For body washing, hair washing, and wound cleaning, at least a basic level of disinfection is recommended.

Cooking vs Drinking vs Irrigation

UseTreatment Required
DrinkingFull treatment: filter + disinfect
Cooking (food in contact with water)Full treatment
Washing produce (will be eaten raw)Full treatment
Washing produce (will be cooked)Basic — boiling the food will treat
Body washing / bathingFiltered; disinfected preferred
Washing dishesFiltered; final rinse with treated water
Toilet flushingNone
Garden irrigationNone

Laws on rainwater collection vary significantly:

RegionLegal Status
Most of UKLegal; encouraged; no permit needed for domestic use
Most EU countriesLegal for domestic and garden use
Most Australian statesLegal; some states offer rebates for tanks
Most US statesLegal and increasing encouragement
Colorado (USA)Historically restricted; now allows limited collection
Utah (USA)Permit required for large systems

In virtually all jurisdictions, small-scale emergency collection from your own roof is legal. Check local rules for permanent tank installation.

Contamination After Industrial Accidents or Wildfire Smoke

Two scenarios significantly reduce rainwater safety:

After wildfire smoke: Rainwater falling through wildfire smoke absorbs particulates, heavy metals (from burning structures), and volatile organic compounds (VOCs). This water should be used for non-potable purposes only until air quality returns to normal. The risk is highest in the first 1–3 rain events after a major wildfire in your region.

After industrial accident or chemical spill: Airborne chemical contamination (from factory fire, chemical plant accident, or atmospheric release) can deposit onto collection surfaces.
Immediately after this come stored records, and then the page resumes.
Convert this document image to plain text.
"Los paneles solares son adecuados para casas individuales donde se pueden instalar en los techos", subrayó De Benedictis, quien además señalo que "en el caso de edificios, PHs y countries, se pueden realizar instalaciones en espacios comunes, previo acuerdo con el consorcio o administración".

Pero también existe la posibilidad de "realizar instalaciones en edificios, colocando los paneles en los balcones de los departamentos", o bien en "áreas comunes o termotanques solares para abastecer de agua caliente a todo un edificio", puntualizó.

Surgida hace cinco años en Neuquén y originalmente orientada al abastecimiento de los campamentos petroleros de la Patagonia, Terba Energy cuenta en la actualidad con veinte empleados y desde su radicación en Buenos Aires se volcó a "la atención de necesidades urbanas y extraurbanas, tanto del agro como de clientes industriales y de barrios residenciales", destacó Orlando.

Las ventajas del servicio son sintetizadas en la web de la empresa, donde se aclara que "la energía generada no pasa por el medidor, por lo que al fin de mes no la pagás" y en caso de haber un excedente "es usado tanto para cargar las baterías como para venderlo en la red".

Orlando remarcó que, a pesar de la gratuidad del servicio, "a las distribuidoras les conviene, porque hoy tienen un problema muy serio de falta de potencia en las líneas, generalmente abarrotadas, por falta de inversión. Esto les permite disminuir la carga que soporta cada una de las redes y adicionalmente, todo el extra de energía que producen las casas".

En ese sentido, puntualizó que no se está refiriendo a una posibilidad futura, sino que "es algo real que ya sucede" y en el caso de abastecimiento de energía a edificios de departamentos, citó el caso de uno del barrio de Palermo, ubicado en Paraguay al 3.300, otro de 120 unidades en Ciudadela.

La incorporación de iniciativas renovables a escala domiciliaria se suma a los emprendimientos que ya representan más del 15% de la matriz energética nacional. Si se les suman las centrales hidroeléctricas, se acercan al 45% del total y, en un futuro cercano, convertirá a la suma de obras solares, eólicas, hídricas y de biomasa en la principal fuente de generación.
If you are aware of any nearby industrial incident, suspend potable rainwater collection until authorities confirm air quality is safe.

⚠️ Rainwater collected during or immediately after an industrial accident, large fire, or wildfire event may contain toxic chemical contaminants that standard purification methods cannot remove. Err on the side of caution and use stored or bottled water until the all-clear is given.

Quick Reference

QuestionAnswer
How much rain needed for drinking water for 4 people for a day?~5 litres from approximately 0.625 m² at 1cm rain depth
Can I drink collected rain without treatment?No — always filter and disinfect for drinking
Is roof-collected water safer than stream water?Generally yes, except with contaminated roof materials
Does boiling work for rainwater?Yes for biological contamination — not for chemical
What container can I use for storage?Food-grade, opaque, covered — no previous chemical use
Is rainwater legal to collect?Legal in most countries for domestic emergency use
Wildfire smoke in area — is rainwater safe?Use for non-potable only until air quality normalises
First rainfall after a dry period — more or less contaminated?More — first flush carries accumulated roof deposits

Rainwater collection bridges the gap between your stored water running out and normal supply being restored. Even modest collection capability — a tarp, some containers, and purification tablets — can provide the critical difference between adequate hydration and a water crisis during an extended emergency.